The mechanism of action of beta-D-2'-deoxy-2'-fluoro-2'-C-methylcytidine involves a second metabolic pathway leading to beta-D-2'-deoxy-2'-fluoro-2'-C-methyluridine 5'-triphosphate, a potent inhibitor of the hepatitis C virus RNA-dependent RNA polymerase.

beta-D-2'-Deoxy-2'-fluoro-2'-C-methylcytidine (PSI-6130) is a potent inhibitor of hepatitis C virus (HCV) RNA replication in an HCV replicon assay. The 5'-triphosphate of PSI-6130 is a competitive inhibitor of the HCV RNA-dependent RNA polymerase (RdRp) and acts as a nonobligate chain terminator. Recently, it has been shown that the metabolism of PSI-6130 also results in the formation of the 5'-triphosphate of the uridine congener, beta-D-2'-deoxy-2'-fluoro-2'-C-methyluridine (PSI-6206; RO2433). Here we show that the formation of the 5'-triphosphate of RO2433 (RO2433-TP) requires the deamination of PSI-6130 monophosphate and that RO2433 monophosphate is subsequently phosphorylated to the corresponding di- and triphosphates by cellular UMP-CMP kinase and nucleoside diphosphate kinase, respectively. RO2433-TP is a potent inhibitor of the HCV RdRp; however, both enzymatic and cell-based assays show that PSI-6130 triphosphate is a more potent inhibitor of the HCV RdRp than RO2433-TP.

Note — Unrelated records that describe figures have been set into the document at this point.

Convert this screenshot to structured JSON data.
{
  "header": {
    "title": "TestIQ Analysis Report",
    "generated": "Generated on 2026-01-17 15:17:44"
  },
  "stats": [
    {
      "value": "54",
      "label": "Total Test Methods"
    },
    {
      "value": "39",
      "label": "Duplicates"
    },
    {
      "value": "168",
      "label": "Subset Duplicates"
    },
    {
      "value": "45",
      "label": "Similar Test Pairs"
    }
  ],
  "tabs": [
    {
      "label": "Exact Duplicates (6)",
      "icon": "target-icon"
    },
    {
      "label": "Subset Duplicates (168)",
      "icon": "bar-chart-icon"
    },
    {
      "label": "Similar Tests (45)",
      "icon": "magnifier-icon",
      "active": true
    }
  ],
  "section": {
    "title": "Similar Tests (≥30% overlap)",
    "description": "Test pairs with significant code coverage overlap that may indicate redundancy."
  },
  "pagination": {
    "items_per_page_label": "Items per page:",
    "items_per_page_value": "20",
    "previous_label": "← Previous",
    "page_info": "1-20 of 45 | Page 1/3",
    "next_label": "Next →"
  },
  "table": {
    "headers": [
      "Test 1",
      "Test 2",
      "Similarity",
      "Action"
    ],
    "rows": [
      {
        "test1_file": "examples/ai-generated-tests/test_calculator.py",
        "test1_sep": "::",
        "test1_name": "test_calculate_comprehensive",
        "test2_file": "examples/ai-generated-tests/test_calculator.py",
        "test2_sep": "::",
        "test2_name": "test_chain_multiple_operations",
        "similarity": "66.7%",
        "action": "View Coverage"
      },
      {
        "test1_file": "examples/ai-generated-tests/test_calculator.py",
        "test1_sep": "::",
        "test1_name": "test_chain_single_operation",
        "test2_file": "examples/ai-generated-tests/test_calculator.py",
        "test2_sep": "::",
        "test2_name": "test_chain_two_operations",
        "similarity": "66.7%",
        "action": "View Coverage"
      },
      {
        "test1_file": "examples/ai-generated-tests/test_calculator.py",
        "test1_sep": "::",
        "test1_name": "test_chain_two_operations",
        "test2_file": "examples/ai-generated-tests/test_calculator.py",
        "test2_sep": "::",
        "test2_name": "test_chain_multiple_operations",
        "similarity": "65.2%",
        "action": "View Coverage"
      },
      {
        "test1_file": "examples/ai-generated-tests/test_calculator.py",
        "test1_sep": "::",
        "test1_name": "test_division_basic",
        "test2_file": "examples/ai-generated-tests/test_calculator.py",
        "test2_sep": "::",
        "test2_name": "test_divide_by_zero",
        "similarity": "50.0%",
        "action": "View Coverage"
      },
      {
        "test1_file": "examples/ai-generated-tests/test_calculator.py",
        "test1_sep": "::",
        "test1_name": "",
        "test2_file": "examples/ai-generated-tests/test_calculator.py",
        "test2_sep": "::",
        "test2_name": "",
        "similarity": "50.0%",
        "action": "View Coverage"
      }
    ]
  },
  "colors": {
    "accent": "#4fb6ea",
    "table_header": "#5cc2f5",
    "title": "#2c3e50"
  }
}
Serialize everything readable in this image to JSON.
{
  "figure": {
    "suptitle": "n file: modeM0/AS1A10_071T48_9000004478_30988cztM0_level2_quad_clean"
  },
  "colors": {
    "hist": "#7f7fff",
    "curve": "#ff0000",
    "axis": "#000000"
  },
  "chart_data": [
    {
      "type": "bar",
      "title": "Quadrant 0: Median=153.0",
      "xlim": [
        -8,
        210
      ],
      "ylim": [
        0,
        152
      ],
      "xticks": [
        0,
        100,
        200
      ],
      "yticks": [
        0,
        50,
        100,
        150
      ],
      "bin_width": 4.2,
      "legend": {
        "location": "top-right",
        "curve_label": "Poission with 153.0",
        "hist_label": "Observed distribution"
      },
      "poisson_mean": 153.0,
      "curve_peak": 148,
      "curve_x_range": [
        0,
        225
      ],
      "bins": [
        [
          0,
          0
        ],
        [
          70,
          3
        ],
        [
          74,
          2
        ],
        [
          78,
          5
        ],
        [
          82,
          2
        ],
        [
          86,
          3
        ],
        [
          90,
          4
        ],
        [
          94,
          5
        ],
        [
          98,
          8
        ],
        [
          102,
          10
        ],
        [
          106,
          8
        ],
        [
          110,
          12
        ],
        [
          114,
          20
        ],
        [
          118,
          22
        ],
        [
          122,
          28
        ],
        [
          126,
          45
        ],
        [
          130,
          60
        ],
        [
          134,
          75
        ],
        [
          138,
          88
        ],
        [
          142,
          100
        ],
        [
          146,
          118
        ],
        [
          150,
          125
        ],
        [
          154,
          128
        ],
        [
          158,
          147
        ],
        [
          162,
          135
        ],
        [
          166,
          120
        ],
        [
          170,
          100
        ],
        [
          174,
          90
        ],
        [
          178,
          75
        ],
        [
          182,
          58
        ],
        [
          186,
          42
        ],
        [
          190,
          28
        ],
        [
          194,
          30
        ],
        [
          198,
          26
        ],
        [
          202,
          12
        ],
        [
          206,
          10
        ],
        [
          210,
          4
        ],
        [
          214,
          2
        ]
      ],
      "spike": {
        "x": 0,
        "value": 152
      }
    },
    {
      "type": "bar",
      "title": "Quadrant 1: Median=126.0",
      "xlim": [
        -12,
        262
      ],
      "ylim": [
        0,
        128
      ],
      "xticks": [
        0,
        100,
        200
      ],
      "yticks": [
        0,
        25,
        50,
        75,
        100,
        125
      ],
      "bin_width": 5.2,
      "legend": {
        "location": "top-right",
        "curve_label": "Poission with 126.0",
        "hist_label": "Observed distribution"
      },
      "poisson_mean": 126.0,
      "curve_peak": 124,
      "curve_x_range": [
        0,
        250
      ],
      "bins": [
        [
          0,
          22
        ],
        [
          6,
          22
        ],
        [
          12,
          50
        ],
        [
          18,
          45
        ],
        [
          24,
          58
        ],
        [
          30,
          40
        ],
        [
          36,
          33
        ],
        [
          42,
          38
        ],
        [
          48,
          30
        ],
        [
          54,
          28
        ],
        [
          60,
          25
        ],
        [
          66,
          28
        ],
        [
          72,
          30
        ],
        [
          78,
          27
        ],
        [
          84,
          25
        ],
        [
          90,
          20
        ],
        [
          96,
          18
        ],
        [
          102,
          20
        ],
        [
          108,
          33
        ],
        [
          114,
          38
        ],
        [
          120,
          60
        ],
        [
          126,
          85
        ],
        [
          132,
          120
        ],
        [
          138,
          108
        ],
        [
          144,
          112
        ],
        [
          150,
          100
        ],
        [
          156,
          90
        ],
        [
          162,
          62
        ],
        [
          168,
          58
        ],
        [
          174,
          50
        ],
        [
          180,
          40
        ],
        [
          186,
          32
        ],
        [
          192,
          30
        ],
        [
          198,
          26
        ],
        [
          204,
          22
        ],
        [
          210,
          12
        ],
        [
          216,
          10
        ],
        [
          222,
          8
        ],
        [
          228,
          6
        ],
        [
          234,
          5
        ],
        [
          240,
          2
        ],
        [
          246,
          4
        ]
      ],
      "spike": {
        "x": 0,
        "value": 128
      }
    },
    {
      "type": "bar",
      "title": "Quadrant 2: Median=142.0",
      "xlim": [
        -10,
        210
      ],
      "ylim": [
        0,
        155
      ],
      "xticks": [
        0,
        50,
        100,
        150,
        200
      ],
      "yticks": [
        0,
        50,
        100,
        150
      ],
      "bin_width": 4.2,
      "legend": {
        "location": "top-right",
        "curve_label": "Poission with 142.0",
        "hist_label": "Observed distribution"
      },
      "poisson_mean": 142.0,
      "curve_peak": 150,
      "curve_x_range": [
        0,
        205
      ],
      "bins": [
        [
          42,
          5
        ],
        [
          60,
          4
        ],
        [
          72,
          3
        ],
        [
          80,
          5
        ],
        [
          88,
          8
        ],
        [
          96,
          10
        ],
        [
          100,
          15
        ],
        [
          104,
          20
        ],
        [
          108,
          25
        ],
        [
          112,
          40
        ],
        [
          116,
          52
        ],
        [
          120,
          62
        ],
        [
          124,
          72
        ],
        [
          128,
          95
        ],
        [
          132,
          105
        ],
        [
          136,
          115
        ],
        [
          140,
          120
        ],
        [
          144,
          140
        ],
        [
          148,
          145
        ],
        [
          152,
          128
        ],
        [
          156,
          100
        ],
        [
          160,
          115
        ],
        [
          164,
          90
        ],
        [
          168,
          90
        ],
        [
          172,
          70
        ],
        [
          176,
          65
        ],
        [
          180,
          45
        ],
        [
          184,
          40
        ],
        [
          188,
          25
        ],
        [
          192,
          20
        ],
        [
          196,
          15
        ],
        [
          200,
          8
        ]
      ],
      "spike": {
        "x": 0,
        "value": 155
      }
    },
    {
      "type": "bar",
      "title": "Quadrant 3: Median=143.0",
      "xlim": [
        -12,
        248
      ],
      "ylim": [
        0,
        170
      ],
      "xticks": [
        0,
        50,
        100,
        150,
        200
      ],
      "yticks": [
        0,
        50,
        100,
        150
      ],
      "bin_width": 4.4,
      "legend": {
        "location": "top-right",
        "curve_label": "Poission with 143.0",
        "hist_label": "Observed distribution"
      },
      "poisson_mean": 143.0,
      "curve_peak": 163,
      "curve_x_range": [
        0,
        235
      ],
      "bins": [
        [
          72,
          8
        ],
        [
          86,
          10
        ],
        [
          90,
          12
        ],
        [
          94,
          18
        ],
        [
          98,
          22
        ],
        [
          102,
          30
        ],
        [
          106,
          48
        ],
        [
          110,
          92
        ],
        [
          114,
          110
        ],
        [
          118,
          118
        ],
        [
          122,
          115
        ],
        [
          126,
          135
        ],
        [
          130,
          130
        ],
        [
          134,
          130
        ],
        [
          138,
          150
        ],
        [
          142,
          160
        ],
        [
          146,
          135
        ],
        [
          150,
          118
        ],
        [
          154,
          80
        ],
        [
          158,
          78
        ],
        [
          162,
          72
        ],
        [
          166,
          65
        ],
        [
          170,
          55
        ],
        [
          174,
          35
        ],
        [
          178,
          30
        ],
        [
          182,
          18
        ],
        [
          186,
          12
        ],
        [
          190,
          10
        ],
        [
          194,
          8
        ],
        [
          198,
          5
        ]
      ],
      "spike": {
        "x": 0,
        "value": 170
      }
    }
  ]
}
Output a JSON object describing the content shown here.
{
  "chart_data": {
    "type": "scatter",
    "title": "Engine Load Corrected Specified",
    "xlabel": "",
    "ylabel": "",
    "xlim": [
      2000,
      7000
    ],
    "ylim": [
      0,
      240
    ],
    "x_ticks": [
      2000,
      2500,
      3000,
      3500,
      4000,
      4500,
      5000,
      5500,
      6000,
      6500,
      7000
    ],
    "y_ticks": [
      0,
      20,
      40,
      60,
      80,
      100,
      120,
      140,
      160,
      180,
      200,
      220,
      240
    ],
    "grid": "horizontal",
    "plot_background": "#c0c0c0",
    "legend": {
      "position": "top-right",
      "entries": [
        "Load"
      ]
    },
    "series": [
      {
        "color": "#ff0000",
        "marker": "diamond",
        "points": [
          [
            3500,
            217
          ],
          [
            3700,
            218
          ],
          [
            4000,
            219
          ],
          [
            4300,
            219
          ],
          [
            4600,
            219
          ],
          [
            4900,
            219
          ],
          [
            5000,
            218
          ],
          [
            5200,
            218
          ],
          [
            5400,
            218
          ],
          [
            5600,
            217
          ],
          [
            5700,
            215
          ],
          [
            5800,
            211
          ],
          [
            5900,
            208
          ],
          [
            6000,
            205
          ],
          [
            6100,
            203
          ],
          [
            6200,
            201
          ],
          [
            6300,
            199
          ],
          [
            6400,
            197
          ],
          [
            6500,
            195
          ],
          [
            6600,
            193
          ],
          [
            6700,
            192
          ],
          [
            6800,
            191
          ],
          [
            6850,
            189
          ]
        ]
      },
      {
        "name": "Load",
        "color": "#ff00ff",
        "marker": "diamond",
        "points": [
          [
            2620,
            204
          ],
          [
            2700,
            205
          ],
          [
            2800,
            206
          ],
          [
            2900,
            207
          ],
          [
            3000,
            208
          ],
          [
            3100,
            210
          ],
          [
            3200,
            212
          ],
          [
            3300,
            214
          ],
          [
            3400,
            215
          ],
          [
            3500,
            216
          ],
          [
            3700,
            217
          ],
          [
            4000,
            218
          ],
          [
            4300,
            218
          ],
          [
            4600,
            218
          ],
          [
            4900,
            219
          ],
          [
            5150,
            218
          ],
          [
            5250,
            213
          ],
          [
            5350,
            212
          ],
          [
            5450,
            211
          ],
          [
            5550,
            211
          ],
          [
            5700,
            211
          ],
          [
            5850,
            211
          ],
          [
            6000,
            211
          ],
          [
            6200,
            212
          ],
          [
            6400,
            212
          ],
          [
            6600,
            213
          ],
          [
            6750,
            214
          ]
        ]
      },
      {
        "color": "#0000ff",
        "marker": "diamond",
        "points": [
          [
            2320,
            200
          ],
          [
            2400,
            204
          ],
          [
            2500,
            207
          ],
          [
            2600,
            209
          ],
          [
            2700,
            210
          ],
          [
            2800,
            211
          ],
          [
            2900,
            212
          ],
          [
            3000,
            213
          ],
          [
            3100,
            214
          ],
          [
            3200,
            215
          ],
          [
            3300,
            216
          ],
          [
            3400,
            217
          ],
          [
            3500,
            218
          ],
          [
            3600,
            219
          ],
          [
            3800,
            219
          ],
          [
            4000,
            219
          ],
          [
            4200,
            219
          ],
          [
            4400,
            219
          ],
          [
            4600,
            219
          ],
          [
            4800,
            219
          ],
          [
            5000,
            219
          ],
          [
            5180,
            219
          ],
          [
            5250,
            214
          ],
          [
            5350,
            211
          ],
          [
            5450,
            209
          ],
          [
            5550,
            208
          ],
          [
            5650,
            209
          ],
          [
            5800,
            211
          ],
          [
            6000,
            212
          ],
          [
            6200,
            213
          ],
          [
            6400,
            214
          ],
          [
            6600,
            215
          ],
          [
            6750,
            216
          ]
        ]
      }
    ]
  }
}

Mechanism of activation of beta-D-2'-deoxy-2'-fluoro-2'-c-methylcytidine and inhibition of hepatitis C virus NS5B RNA polymerase.

Beta-D-2'-deoxy-2'-fluoro-2'-C-methylcytidine (PSI-6130) is a potent specific inhibitor of hepatitis C virus (HCV) RNA synthesis in Huh-7 replicon cells. To inhibit the HCV NS5B RNA polymerase, PSI-6130 must be phosphorylated to the 5'-triphosphate form. The phosphorylation of PSI-6130 and inhibition of HCV NS5B were investigated. The phosphorylation of PSI-6130 by recombinant human 2'-deoxycytidine kinase (dCK) and uridine-cytidine kinase 1 (UCK-1) was measured by using a coupled spectrophotometric reaction. PSI-6130 was shown to be a substrate for purified dCK, with a Km of 81 microM and a kcat of 0.007 s-1, but was not a substrate for UCK-1. PSI-6130 monophosphate (PSI-6130-MP) was efficiently phosphorylated to the diphosphate and subsequently to the triphosphate by recombinant human UMP-CMP kinase and nucleoside diphosphate kinase, respectively. The inhibition of wild-type and mutated (S282T) HCV NS5B RNA polymerases was studied. The steady-state inhibition constant (Ki) for PSI-6130 triphosphate (PSI-6130-TP) with the wild-type enzyme was 4.3 microM. Similar results were obtained with 2'-C-methyladenosine triphosphate (Ki=1.5 microM) and 2'-C-methylcytidine triphosphate (Ki=1.6 microM). NS5B with the S282T mutation, which is known to confer resistance to 2'-C-methyladenosine, was inhibited by PSI-6130-TP as efficiently as the wild type. Incorporation of PSI-6130-MP into RNA catalyzed by purified NS5B RNA polymerase resulted in chain termination.